Tip # 8: Seek Treatment for Sleep Apnea
Excessive sleep during the daytime is often a sign of sleep apnea, a disorder that causes recurring interruptions in breathing during sleep. Sleep apnea can be caused by faulty signals from the brain, or because the soft tissues at the back of the throat tend to relax and blocks the airway (obstructive sleep apnea or OSA). People with diabetes are more likely to develop sleep apnea than those without diabetes. OSA increases the risk of insulin resistance and can be a roadblock to controlling diabetes.
Tip # 9: Be Mindful of Foot-Care
Diabetes can cause neuropathy (nerve damage). Since this disease usually originates from the feet, good foot-care is critical.
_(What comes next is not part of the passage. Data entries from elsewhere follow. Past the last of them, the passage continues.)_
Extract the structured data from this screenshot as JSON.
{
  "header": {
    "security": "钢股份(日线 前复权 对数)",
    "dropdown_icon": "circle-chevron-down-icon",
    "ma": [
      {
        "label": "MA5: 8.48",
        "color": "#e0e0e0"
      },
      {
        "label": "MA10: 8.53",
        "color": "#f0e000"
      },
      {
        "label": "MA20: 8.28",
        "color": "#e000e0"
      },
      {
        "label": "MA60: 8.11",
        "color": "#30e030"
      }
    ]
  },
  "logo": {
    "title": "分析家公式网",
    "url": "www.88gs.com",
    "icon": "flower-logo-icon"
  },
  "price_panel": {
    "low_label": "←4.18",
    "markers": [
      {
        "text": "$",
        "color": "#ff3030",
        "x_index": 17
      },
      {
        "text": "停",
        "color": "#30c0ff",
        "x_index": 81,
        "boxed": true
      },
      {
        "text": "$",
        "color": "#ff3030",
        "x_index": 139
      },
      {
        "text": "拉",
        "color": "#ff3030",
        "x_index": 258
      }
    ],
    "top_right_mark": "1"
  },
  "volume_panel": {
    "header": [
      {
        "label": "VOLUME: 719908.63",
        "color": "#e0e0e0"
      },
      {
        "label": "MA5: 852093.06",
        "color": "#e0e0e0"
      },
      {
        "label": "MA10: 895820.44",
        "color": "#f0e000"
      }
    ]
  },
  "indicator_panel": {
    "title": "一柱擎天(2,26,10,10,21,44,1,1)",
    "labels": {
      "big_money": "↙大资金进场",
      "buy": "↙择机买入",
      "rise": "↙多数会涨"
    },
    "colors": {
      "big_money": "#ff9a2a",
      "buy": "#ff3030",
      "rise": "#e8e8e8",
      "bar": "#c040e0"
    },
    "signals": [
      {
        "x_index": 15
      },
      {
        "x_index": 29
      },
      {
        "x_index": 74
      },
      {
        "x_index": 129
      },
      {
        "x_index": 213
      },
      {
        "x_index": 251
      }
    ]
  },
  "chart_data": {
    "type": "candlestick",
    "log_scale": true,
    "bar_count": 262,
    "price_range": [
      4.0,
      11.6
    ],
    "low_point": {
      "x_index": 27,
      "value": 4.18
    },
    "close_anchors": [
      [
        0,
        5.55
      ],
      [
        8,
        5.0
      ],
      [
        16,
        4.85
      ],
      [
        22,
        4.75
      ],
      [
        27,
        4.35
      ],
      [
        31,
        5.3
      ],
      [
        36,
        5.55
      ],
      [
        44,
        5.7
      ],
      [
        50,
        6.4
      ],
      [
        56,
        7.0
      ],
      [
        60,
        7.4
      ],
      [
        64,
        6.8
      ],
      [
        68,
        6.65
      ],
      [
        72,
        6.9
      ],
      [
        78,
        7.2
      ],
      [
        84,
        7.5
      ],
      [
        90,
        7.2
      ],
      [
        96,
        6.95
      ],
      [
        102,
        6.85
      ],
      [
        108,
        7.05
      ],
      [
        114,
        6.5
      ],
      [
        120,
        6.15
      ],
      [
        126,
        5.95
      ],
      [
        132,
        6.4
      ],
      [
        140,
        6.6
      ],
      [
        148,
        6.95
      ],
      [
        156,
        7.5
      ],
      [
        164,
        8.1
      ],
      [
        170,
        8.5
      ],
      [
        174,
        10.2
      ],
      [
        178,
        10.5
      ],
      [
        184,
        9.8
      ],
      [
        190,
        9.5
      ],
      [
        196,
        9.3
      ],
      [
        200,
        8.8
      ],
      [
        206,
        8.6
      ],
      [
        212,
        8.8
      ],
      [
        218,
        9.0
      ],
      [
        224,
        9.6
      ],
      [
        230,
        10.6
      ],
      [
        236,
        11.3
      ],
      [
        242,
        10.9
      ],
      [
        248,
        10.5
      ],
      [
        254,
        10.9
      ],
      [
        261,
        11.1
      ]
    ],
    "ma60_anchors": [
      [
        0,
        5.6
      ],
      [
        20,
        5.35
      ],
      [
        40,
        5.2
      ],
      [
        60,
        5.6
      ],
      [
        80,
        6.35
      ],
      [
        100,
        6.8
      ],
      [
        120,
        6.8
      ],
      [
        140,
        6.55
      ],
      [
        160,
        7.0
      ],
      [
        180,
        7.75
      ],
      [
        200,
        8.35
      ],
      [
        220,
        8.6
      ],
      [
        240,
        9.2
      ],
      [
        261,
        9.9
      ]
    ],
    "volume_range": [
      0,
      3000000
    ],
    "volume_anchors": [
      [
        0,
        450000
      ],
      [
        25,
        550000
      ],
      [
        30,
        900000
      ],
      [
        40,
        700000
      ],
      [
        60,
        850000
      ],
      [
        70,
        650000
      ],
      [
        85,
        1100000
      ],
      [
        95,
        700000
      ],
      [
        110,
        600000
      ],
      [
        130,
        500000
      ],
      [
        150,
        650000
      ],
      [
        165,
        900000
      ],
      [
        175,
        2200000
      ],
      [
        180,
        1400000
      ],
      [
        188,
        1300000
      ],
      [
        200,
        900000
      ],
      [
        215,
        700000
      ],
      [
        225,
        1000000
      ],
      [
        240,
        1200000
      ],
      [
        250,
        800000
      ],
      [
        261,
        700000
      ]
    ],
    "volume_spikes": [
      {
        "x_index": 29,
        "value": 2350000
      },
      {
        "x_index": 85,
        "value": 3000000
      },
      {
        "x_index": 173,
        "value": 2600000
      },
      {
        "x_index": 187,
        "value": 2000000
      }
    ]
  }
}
Wash your feet daily in warm water, and dry them with a clean soft towel. Do not soak your feet for long periods of time, or use hot water. Common symptoms of nerve , you may not notice sores, blisters, calluses, swelling, bruising or breaks in the skin, so you’ll need to be careful about inspecting your feet every day. Also, talk to your doctor right away about how to treat any problems and don’t walk barefoot.
Tip # 10: Moderate Your Alcohol Intake
Drinking between one to two alcoholic drinks per day has been shown to reduce the risk of developing Type 2 diabetes by an average of 30 percent. This in no way implies that non-drinkers should take up drinking. Regular drinkers are the target audience of this particular tip.
Diabetes can be an intimidating disease, and while it is true that patients must always remain vigilant about their health, this does not imply that a healthy and active life cannot be enjoyed. Gradually incorporate these tips into your daily routine, and you will find that coping with your disease will become more manageable with every passing day. Be sure to consult your doctor before making changes to your regular routine or dietary habits.